Dry EEG electrodes can record the signals through galvanic contact to the scalp skin or capacitively without a direct connection to the skin. The electrode-tissue impedance (ETI) in both types of dry EEG sensory systems is highly associated with the hair-air domain which can cause erroneous measurements due to unknown impedance characteristics of hair, the potential of having heavy motion artefacts in wearable measurement systems, and hair’s static electricity discharge through the system. These effects can potentially lead to long-term blockage and/or heavy baseline drifts in high-gain front-end dry EEG electrode circuits.
The main aim of this study is to evaluate and mitigate the effect of electrostatic noise on dry EEG electrodes. To achieve this, a simulation of an active band-pass filter employing an operational amplifier (op-amp) was conducted. This filter is designed to operate within the EEG frequency band, between 0.72 Hz and 72 Hz. Recognizing the weak nature of EEG signals on the scalp, a gain of 220 was selected.
In addition, a simplified lumped model representing the hair-air domain was integrated into the input stage. This model was applied to both contact and non-contact dry electrodes. To mimic electrostatic noise, the human-body model (HBM) based on the MIL-STD 833 standard was employed. This choice aimed to replicate real-world conditions, ensuring a comprehensive simulation.
After evaluating the designed amplifiers in normal working conditions, simulations were completed to observe the progression from mild disruption to complete signal loss as the injected charge increased. Furthermore, the relationship between the physical properties of the hair-air domain and the duration of the signal disruption was evaluated. Moreover, to validate the simulation outcomes, the printed circuit board (PCB) layout of the simulated circuits was manufactured and tested. The experiment results are aligned with the simulation results. The electrostatic noise was injected into the circuit using a manufactured electrostatic discharge (ESD) simulator that is capable of injecting charge with MIL-STD 833 standard characteristics.

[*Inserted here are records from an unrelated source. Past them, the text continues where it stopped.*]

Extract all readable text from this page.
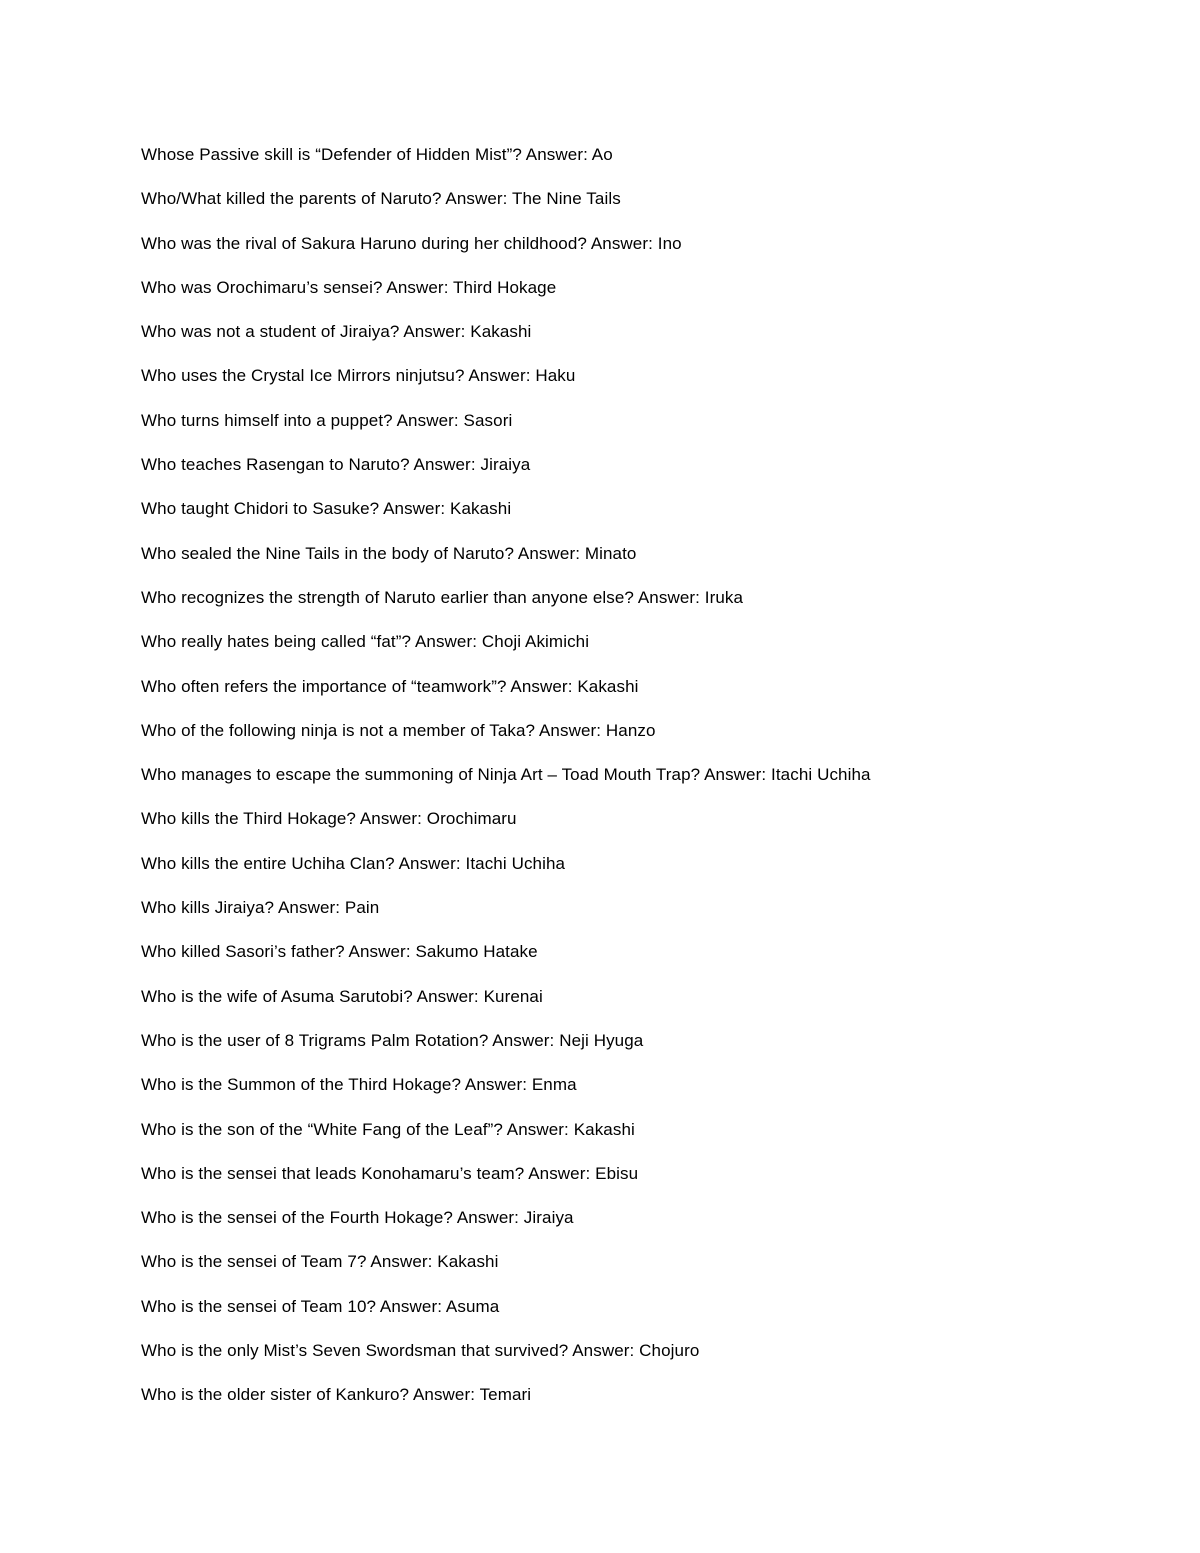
Whose Passive skill is “Defender of Hidden Mist”? Answer: Ao
Who/What killed the parents of Naruto? Answer: The Nine Tails
Who was the rival of Sakura Haruno during her childhood? Answer: Ino
Who was Orochimaru’s sensei? Answer: Third Hokage
Who was not a student of Jiraiya? Answer: Kakashi
Who uses the Crystal Ice Mirrors ninjutsu? Answer: Haku
Who turns himself into a puppet? Answer: Sasori
Who teaches Rasengan to Naruto? Answer: Jiraiya
Who taught Chidori to Sasuke? Answer: Kakashi
Who sealed the Nine Tails in the body of Naruto? Answer: Minato
Who recognizes the strength of Naruto earlier than anyone else? Answer: Iruka
Who really hates being called “fat”? Answer: Choji Akimichi
Who often refers the importance of “teamwork”? Answer: Kakashi
Who of the following ninja is not a member of Taka? Answer: Hanzo
Who manages to escape the summoning of Ninja Art – Toad Mouth Trap? Answer: Itachi Uchiha
Who kills the Third Hokage? Answer: Orochimaru
Who kills the entire Uchiha Clan? Answer: Itachi Uchiha
Who kills Jiraiya? Answer: Pain
Who killed Sasori’s father? Answer: Sakumo Hatake
Who is the wife of Asuma Sarutobi? Answer: Kurenai
Who is the user of 8 Trigrams Palm Rotation? Answer: Neji Hyuga
Who is the Summon of the Third Hokage? Answer: Enma
Who is the son of the “White Fang of the Leaf”? Answer: Kakashi
Who is the sensei that leads Konohamaru’s team? Answer: Ebisu
Who is the sensei of the Fourth Hokage? Answer: Jiraiya
Who is the sensei of Team 7? Answer: Kakashi
Who is the sensei of Team 10? Answer: Asuma
Who is the only Mist’s Seven Swordsman that survived? Answer: Chojuro
Who is the older sister of Kankuro? Answer: Temari
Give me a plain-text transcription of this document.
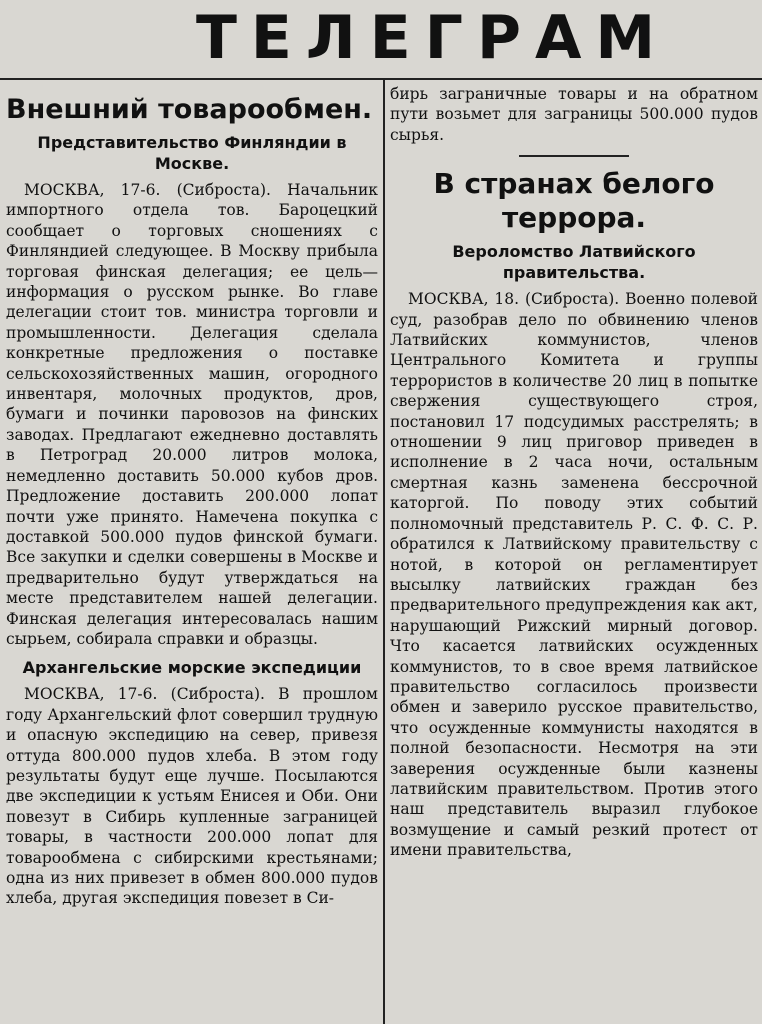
ТЕЛЕГРАМ
Внешний товарообмен.
Представительство Финляндии в Москве.

МОСКВА, 17-6. (Сиброста). Начальник импортного отдела тов. Бароцецкий сообщает о торговых сношениях с Финляндией следующее. В Москву прибыла торговая финская делегация; ее цель—информация о русском рынке. Во главе делегации стоит тов. министра торговли и промышленности. Делегация сделала конкретные предложения о поставке сельскохозяйственных машин, огородного инвентаря, молочных продуктов, дров, бумаги и починки паровозов на финских заводах. Предлагают ежедневно доставлять в Петроград 20.000 литров молока, немедленно доставить 50.000 кубов дров. Предложение доставить 200.000 лопат почти уже принято. Намечена покупка с доставкой 500.000 пудов финской бумаги. Все закупки и сделки совершены в Москве и предварительно будут утверждаться на месте представителем нашей делегации. Финская делегация интересовалась нашим сырьем, собирала справки и образцы.

Архангельские морские экспедиции

МОСКВА, 17-6. (Сиброста). В прошлом году Архангельский флот совершил трудную и опасную экспедицию на север, привезя оттуда 800.000 пудов хлеба. В этом году результаты будут еще лучше. Посылаются две экспедиции к устьям Енисея и Оби. Они повезут в Сибирь купленные заграницей товары, в частности 200.000 лопат для товарообмена с сибирскими крестьянами; одна из них привезет в обмен 800.000 пудов хлеба, другая экспедиция повезет в Си-

бирь заграничные товары и на обратном пути возьмет для заграницы 500.000 пудов сырья.

В странах белого террора.
Вероломство Латвийского правительства.

МОСКВА, 18. (Сиброста). Военно полевой суд, разобрав дело по обвинению членов Латвийских коммунистов, членов Центрального Комитета и группы террористов в количестве 20 лиц в попытке свержения существующего строя, постановил 17 подсудимых расстрелять; в отношении 9 лиц приговор приведен в исполнение в 2 часа ночи, остальным смертная казнь заменена бессрочной каторгой. По поводу этих событий полномочный представитель Р. С. Ф. С. Р. обратился к Латвийскому правительству с нотой, в которой он регламентирует высылку латвийских граждан без предварительного предупреждения как акт, нарушающий Рижский мирный договор. Что касается латвийских осужденных коммунистов, то в свое время латвийское правительство согласилось произвести обмен и заверило русское правительство, что осужденные коммунисты находятся в полной безопасности. Несмотря на эти заверения осужденные были казнены латвийским правительством. Против этого наш представитель выразил глубокое возмущение и самый резкий протест от имени правительства,
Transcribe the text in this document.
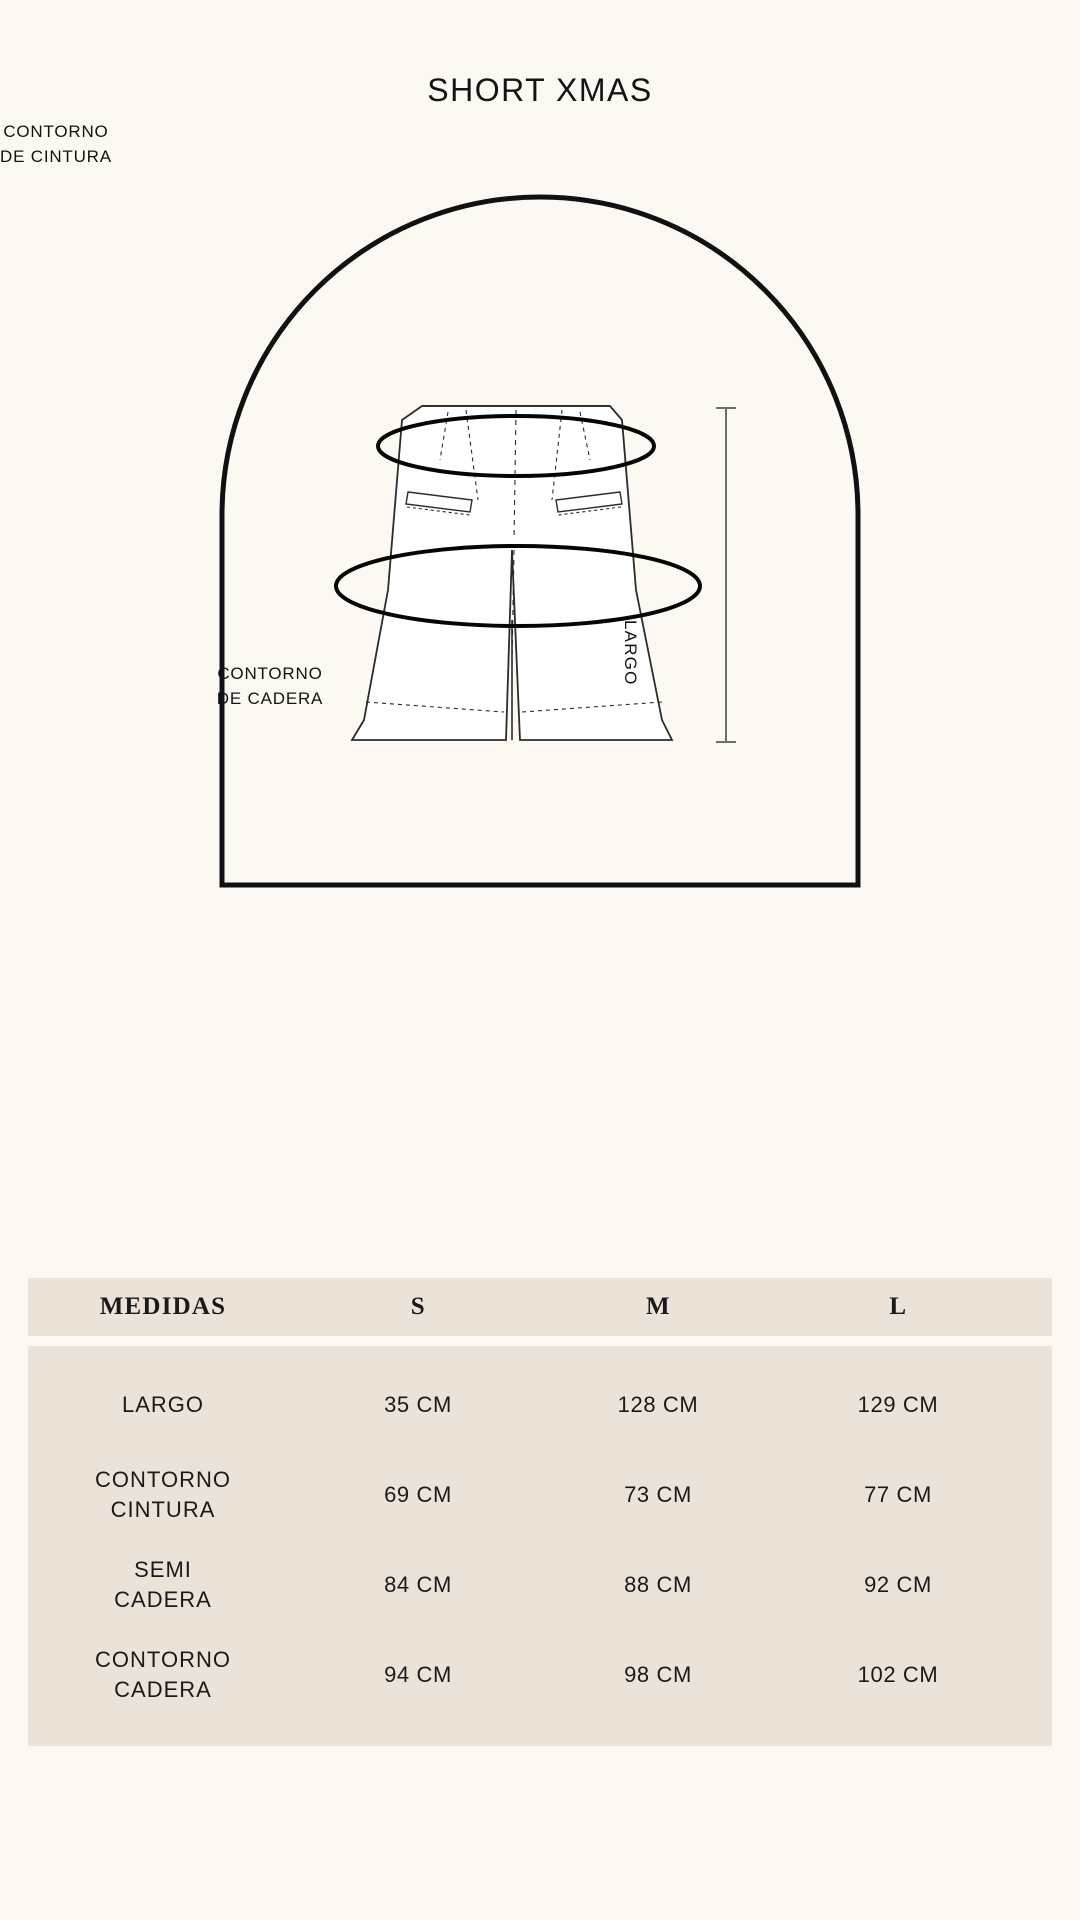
SHORT XMAS
CONTORNO
DE CINTURA
CONTORNO
DE CADERA
LARGO
MEDIDAS	S	M	L
LARGO	35 CM	128 CM	129 CM
CONTORNO
CINTURA
69 CM	73 CM	77 CM
SEMI
CADERA
84 CM	88 CM	92 CM
CONTORNO
CADERA
94 CM	98 CM	102 CM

Once the simulation results of destructive effects of the electrostatic noise were confirmed, compensation measures were devised and implemented on the PCBs to mitigate the impact of electrostatic charges. In dry contact electrodes, a discharge pathway was established to facilitate the dissipation of the charge. For dry non-contact electrodes, the compensation approach encompassed a detection/control unit capable of detecting saturation in the amplification stage, along with a Howland current pump, which, in combination, served to elevate the input baseline and expedite the return to normal operational conditions within a shorter timeframe. The effectiveness of these compensation strategies was subjected to testing and validation using the developed PCB layouts, and the ESD simulator.
Conclusively, a homogenous human head phantom made of gelatine and covered with genuine Remy human hair was used. This setup served to assess the electrodes’ capability to replicate human hair conditions. To introduce electrostatic charges, an IMCS 2600 ESD gun was employed. Subsequently, the dry contact EEG electrode, both with and without compensation techniques, was employed to capture signals and appraise the effectiveness of the designed dissipation path. During the experiments, the signal loss occurred on the contacted EEG electrodes without the compensation strategy, although the duration was comparatively shorter than observed in the PCB circuit experiments. The compensation strategy proved effective, eliminating signal loss entirely by providing a discharge path, as confirmed by the simulation results.
The results of this PhD research introduce a novel method to decrease the signal blockage duration in active dry EEG electrodes, rendering them more viable for integration into wearable biopotential measurement devices.